At last year's annual meeting of the Human Proteome Organization, Domon presented results indicating that the instrument could compete with triple quads for quantitation (PM 9/16/2011).

In an e-mail to ProteoMonitor this week, he noted that his group has several papers under review presenting new findings comparing quantitation on the Q Exactive to SRM and that, while there are exceptions, they "usually obtain comparable or better performance" with the Q Exactive compared to a triple quad.

"High-resolution methods clearly add a new dimension in quantitative analysis in terms of increased selectivity," he said. "The workflows are different and easier in terms of experimental design, and allow more flexibility in the data analysis or re-analysis."

Domon noted that while assay development is simpler on the high-resolution machines, some setting and optimizing of instrument parameters is required. Coon said, however, that in the MCP paper his team intentionally spent little time tweaking the Q Exactive's parameters in order to demonstrate what could be done with a minimum of optimization.
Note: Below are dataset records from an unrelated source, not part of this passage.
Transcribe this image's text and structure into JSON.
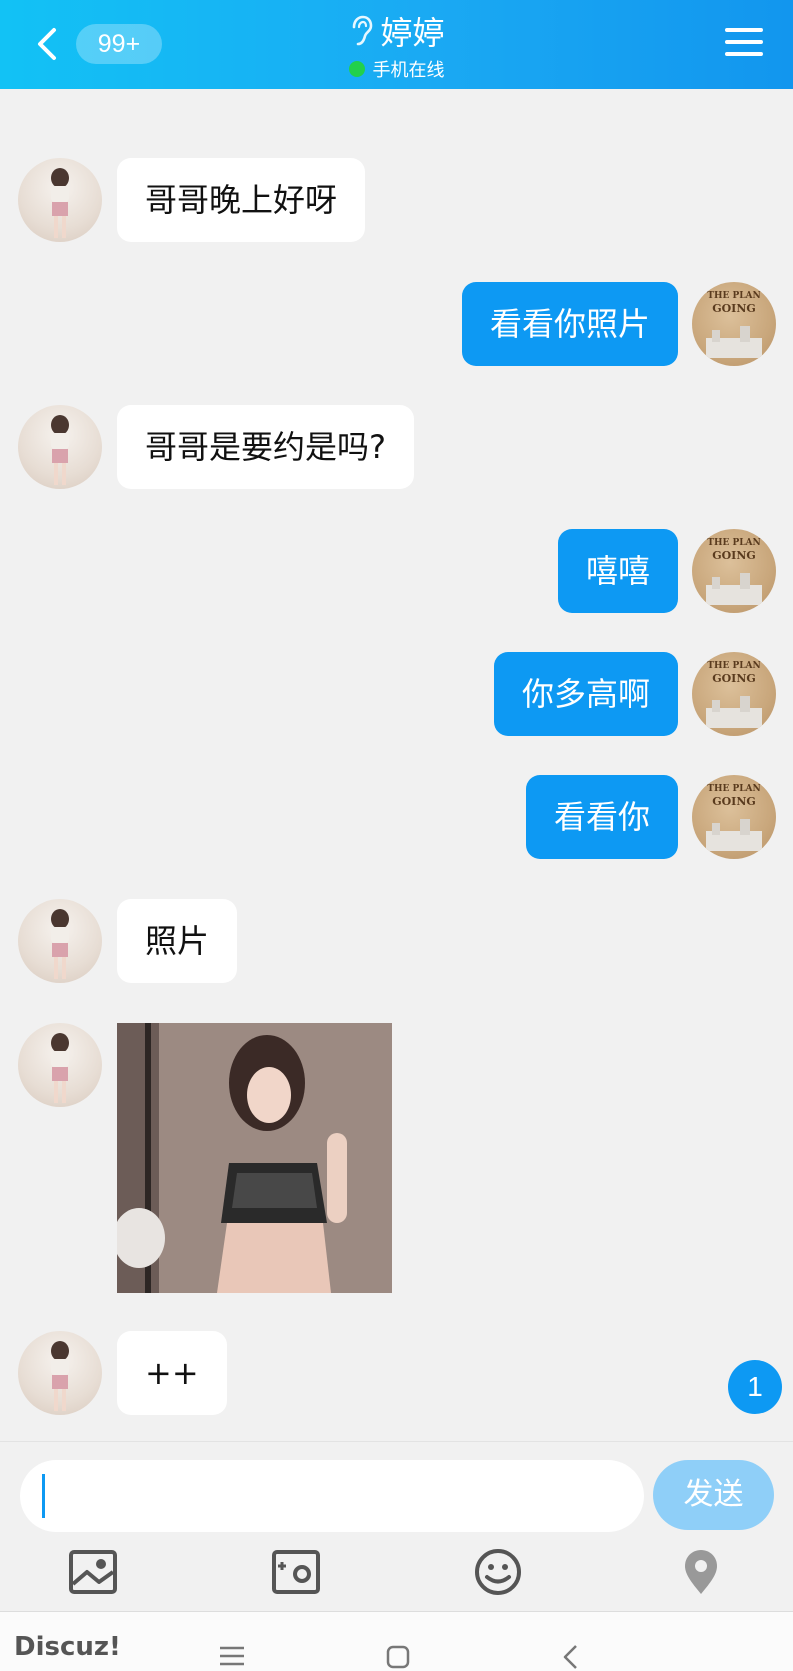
{
  "header": {
    "badge": "99+",
    "title": "婷婷",
    "status": "手机在线",
    "status_color": "#22d04b",
    "accent": "#1aa9f3"
  },
  "messages": [
    {
      "from": "them",
      "type": "text",
      "text": "哥哥晚上好呀"
    },
    {
      "from": "me",
      "type": "text",
      "text": "看看你照片"
    },
    {
      "from": "them",
      "type": "text",
      "text": "哥哥是要约是吗?"
    },
    {
      "from": "me",
      "type": "text",
      "text": "嘻嘻"
    },
    {
      "from": "me",
      "type": "text",
      "text": "你多高啊"
    },
    {
      "from": "me",
      "type": "text",
      "text": "看看你"
    },
    {
      "from": "them",
      "type": "text",
      "text": "照片"
    },
    {
      "from": "them",
      "type": "image"
    },
    {
      "from": "them",
      "type": "text",
      "text": "++"
    }
  ],
  "my_avatar_text": {
    "line1": "THE PLAN",
    "line2": "GOING"
  },
  "unread_count": "1",
  "composer": {
    "placeholder": "",
    "send_label": "发送"
  },
  "toolbar": {
    "icons": [
      "gallery-icon",
      "camera-icon",
      "emoji-icon",
      "location-icon"
    ]
  },
  "system": {
    "watermark": "Discuz!"
  },
  "colors": {
    "outgoing_bubble": "#0d99f3",
    "incoming_bubble": "#ffffff",
    "send_button": "#8fcff8"
  }
}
"You could probably do a bit better here and there by tweaking things, but I think the point is you shouldn't have to," he said. "So we intentionally didn't do that ... Without much work we did pretty well."

Coon noted that because the Quantum Discovery Max instrument they used for their SRM analyses is several years old, the results didn't take into account the improvements in triple quad sensitivity made since then. However, he said, he expected that because the Q Exactive largely outperformed that instrument in the MCP paper, it would likely break even with new triple quads.

Although Coon used the Q Exactive for the work, the PRM technique should be applicable across a range of instrument types, he said. "A Q-TOF ought to be able to perform in the same way. You could also do the same thing on an ion trap-Orbitrap hybrid. Any device that can do an isolation, a fragmentation, and a high-resolution MS2 scan can in theory do PRM-type scanning."

Moving forward, Coon said, he hopes to combine the PRM technique with work his group published last year on using accurate mass instruments to make spectral matches in real time, allowing the machine to make peptide IDs as it goes.

"One of the benefits of doing that is that if you know in real time which peptides are eluting into the instrument you can then predict which of your targets will be eluting next and you can trigger a PRM scan on the target and it can all be automated," he said. "You can know in real time where you are [in your run] and so it can all be done in an automated way and tolerant to big changes in chromatography.

"So our goal is to merge the PRM approach with that real-time scheduling approach, and then you can just tell [the instrument] what targets you care about and it goes and finds them and you don't have to schedule them or pick transitions and you can do it all with the same sensitivity as a triple quad," he said.